Methotrexate exerts an antiproliferative effect by blocking the synthesis of tetrahydrofolate, which is needed for the synthesis of nucleotides and thus nucleic acids.5 Uptake is greater in cells with a high mitotic index, suggesting that intralesional methotrexate might be more effective in recent-onset keratoacanthomas during the rapid growth phase. Intralesional methotrexate is associated with a reduced risk of adverse effects, but should be administered with caution in patients with kidney failure due to the risk of systemic complications (mainly pancytopenia).

There is no consensus regarding optimal doses or treatment schedules for the use of intralesional methotrexate in the treatment of keratoacanthoma. Several protocols are described in the literature, and most involve the administration of injections every 1, 2, or 4 weeks.3,4,6 Number of injections and maximum doses also vary, with most studies reporting a mean of 2 or 3 injections and a maximum of 4 or 5 sessions.

Intralesional methotrexate can be used as a definitive or neoadjuvant treatment prior to surgery. Moss et al.6 described a series of 157 keratoacanthomas treated with intralesional methotrexate or conventional surgery. Eighty-four lesions were treated surgically and 77 with intralesional methotrexate. The respective cure rates were 100% and 88%. Clinical outcomes were excellent and no adverse effects were reported. Martorell et al.7 conducted a clinical study involving 25 patients to assess the efficacy of methotrexate prior to surgery in the treatment of keratoacanthomas. A single injection of intralesional methotrexate in the treatment arm led to a mean reduction of 1.3cm in the largest tumor diameter. This facilitated surgery and resulted in better functional and cosmetic outcomes compared with surgery only. Bergón et al.8 conducted a prospective observational study analyzing histologic features of 65 keratoacanthomas treated with intralesional methotrexate. They included nonresponders and patients who achieved a complete or partial response.
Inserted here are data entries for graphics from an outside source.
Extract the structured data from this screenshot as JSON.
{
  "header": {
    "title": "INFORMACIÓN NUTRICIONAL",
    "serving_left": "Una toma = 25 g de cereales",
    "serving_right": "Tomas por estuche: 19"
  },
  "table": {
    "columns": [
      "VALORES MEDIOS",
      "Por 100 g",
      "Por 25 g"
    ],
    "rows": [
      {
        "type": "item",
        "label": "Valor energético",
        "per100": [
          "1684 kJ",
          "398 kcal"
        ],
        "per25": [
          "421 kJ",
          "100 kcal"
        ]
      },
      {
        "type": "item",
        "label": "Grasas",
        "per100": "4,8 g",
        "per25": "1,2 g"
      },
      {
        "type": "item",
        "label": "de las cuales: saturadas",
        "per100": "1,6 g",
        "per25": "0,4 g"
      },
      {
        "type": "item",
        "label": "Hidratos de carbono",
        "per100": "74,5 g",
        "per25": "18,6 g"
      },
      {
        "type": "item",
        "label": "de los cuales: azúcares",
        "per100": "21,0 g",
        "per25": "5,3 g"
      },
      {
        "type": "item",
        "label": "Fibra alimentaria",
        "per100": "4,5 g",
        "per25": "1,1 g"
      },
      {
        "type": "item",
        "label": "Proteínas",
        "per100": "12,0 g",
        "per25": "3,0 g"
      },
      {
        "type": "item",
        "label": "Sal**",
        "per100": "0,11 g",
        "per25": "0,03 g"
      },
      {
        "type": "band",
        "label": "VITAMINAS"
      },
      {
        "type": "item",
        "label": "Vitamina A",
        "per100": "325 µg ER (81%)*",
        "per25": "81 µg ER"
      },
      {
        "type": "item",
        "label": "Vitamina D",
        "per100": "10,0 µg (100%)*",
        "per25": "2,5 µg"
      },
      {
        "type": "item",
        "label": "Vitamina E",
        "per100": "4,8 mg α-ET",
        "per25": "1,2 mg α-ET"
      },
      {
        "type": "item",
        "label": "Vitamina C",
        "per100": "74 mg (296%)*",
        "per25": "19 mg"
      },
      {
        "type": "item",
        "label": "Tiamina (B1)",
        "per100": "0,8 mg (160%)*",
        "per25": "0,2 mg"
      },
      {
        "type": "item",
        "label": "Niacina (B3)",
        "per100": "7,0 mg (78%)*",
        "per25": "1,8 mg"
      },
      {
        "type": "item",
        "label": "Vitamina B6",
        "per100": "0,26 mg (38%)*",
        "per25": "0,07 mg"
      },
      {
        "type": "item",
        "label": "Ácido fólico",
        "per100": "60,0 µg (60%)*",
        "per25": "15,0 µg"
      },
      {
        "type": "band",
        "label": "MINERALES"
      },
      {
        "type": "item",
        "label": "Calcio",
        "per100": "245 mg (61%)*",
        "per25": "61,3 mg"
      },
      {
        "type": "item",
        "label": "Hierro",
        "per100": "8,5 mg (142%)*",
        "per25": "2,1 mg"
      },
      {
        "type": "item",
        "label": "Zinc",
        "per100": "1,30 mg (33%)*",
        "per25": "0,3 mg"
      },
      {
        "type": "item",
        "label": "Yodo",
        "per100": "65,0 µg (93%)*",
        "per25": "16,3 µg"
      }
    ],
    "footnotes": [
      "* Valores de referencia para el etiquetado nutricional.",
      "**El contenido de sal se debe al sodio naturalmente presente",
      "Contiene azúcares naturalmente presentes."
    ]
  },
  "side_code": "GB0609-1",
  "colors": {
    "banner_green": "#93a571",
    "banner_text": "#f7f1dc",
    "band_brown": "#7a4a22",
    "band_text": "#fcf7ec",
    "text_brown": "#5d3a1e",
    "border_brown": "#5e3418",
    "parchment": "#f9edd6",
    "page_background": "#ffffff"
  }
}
The histologic findings included an inflammatory lymphohistiocytic reaction with foreign body-type giant cells and local fibrosis made up of fine bands of collagen, similar to those seen in normal dermis. This residual fibrosis was associated with good cosmetic outcomes.

Intralesional methotrexate is a safe, effective option for the definitive or neoadjuvant treatment of solitary keratoacanthomas in selected patients, primarily patients at high surgical risk or with difficult-to-access or cosmetically challenging lesions. In the absence of standardized protocols detailing optimal doses and treatment schedules, we propose successive injections of methotrexate 20mg/0.8mL every 2 weeks, with a maximum of 4 doses. We also recommend clinical evaluation 2 weeks after the second dose and surgical removal for histologic examination in nonresponders. The main limitation of our study was the short follow-up time after completion of treatment.